According to Folio magazine, the Internet microblogging site Twitter is in consideration to be named Time Magazine's Person of the Year (yeah, I think the idea is silly too).
However, the magazine's timing could be poor, as Mashable.com has pointed out that Twitter visitor numbers have plateaued and even declined slightly in the past five months. The site hit 23,579,044 unique visitors in August. By October, this number had dropped by over half a million.
At the same time, Twitter is busily trying out tactics to monetize its traffic, and companies are still rushing to use the site as a tool to cultivate "relationships" with customers and entice potential ones, neither of which use seems particularly cool or cutting-edge. Could these two moves backfire?
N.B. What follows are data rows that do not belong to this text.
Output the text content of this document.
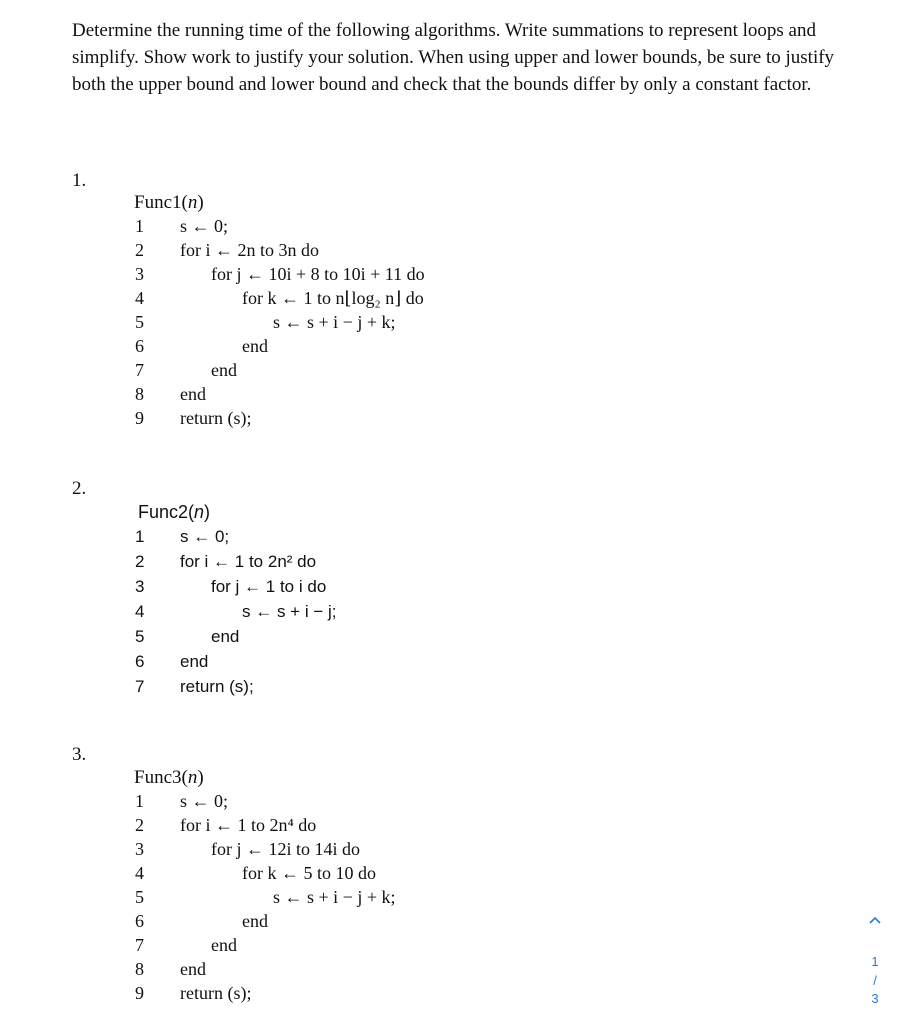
Determine the running time of the following algorithms. Write summations to represent loops and simplify. Show work to justify your solution. When using upper and lower bounds, be sure to justify both the upper bound and lower bound and check that the bounds differ by only a constant factor.

1.
Func1(n)
1
2
3
4
5
6
7
8
9
s ← 0;
for i ← 2n to 3n do
for j ← 10i + 8 to 10i + 11 do
for k ← 1 to n⌊log₂ n⌋ do
s ← s + i − j + k;
end
end
end
return (s);
2.
Func2(n)
1
2
3
4
5
6
7
s ← 0;
for i ← 1 to 2n² do
for j ← 1 to i do
s ← s + i − j;
end
end
return (s);
3.
Func3(n)
1
2
3
4
5
6
7
8
9
s ← 0;
for i ← 1 to 2n⁴ do
for j ← 12i to 14i do
for k ← 5 to 10 do
s ← s + i − j + k;
end
end
end
return (s);
1
/
3
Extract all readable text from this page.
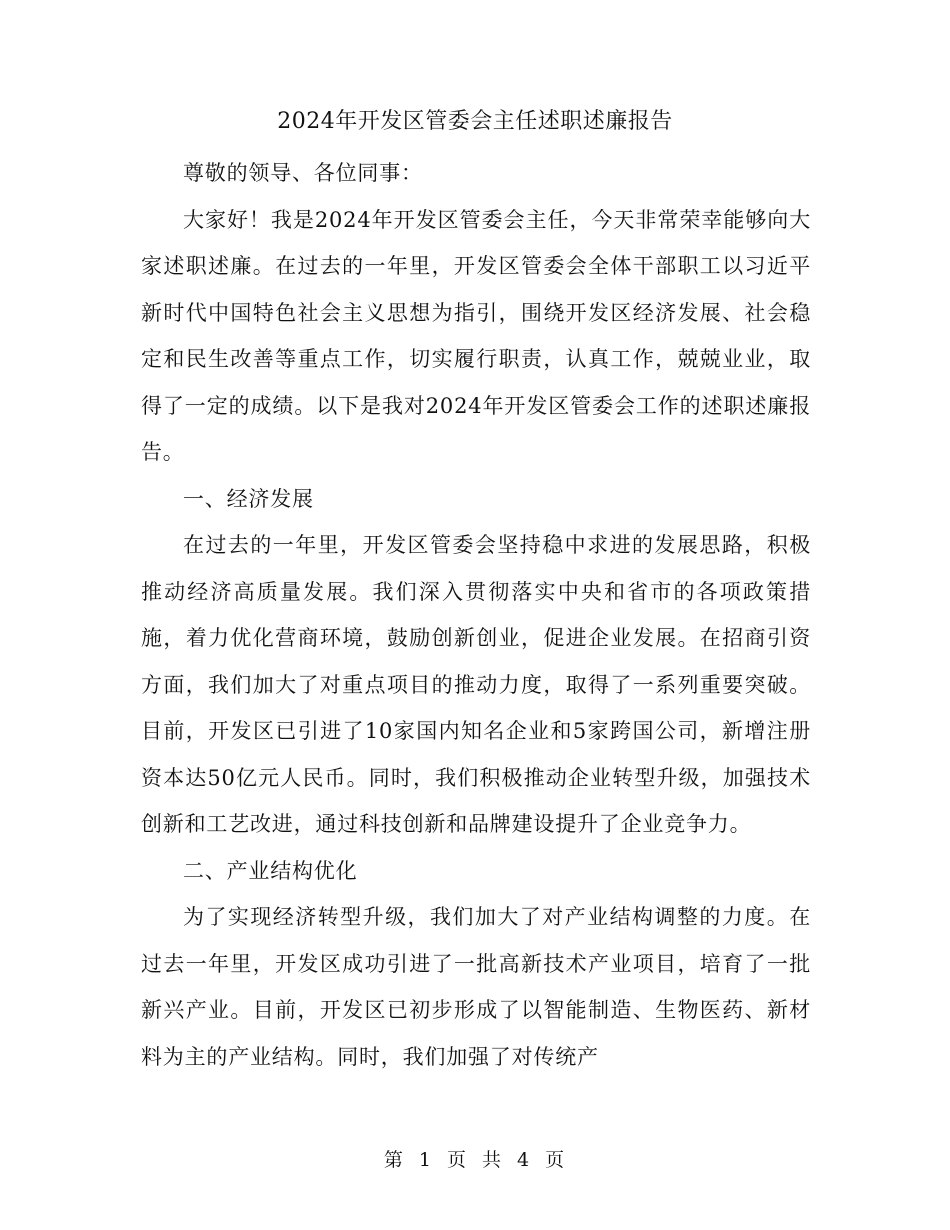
2024年开发区管委会主任述职述廉报告

尊敬的领导、各位同事：

大家好！我是2024年开发区管委会主任，今天非常荣幸能够向大家述职述廉。在过去的一年里，开发区管委会全体干部职工以习近平新时代中国特色社会主义思想为指引，围绕开发区经济发展、社会稳定和民生改善等重点工作，切实履行职责，认真工作，兢兢业业，取得了一定的成绩。以下是我对2024年开发区管委会工作的述职述廉报告。

一、经济发展

在过去的一年里，开发区管委会坚持稳中求进的发展思路，积极推动经济高质量发展。我们深入贯彻落实中央和省市的各项政策措施，着力优化营商环境，鼓励创新创业，促进企业发展。在招商引资方面，我们加大了对重点项目的推动力度，取得了一系列重要突破。目前，开发区已引进了10家国内知名企业和5家跨国公司，新增注册资本达50亿元人民币。同时，我们积极推动企业转型升级，加强技术创新和工艺改进，通过科技创新和品牌建设提升了企业竞争力。

二、产业结构优化

为了实现经济转型升级，我们加大了对产业结构调整的力度。在过去一年里，开发区成功引进了一批高新技术产业项目，培育了一批新兴产业。目前，开发区已初步形成了以智能制造、生物医药、新材料为主的产业结构。同时，我们加强了对传统产

第 1 页 共 4 页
I see Twitter as the modern-day equivalent of mutual grooming in the ape community; a way to maintain contact and reaffirm one's place in the group. Like nit-picking, it's important to strike that balance between not enough grooming and too much (sometimes a matter of only a moment; just ask my cat). My experience with Twitter has been that few people can maintain that exquisite balance, and as a result many people quickly lose interest in the service.
As a tool, I suspect Twitter is ephemeral and ripe to lose its market share to the next bright shiny object that wafts across the Internet (remember MySpace?). Therefore, Time magazine may want to consider naming it the Person of Last Year. Oh, how fleeting the tweeting.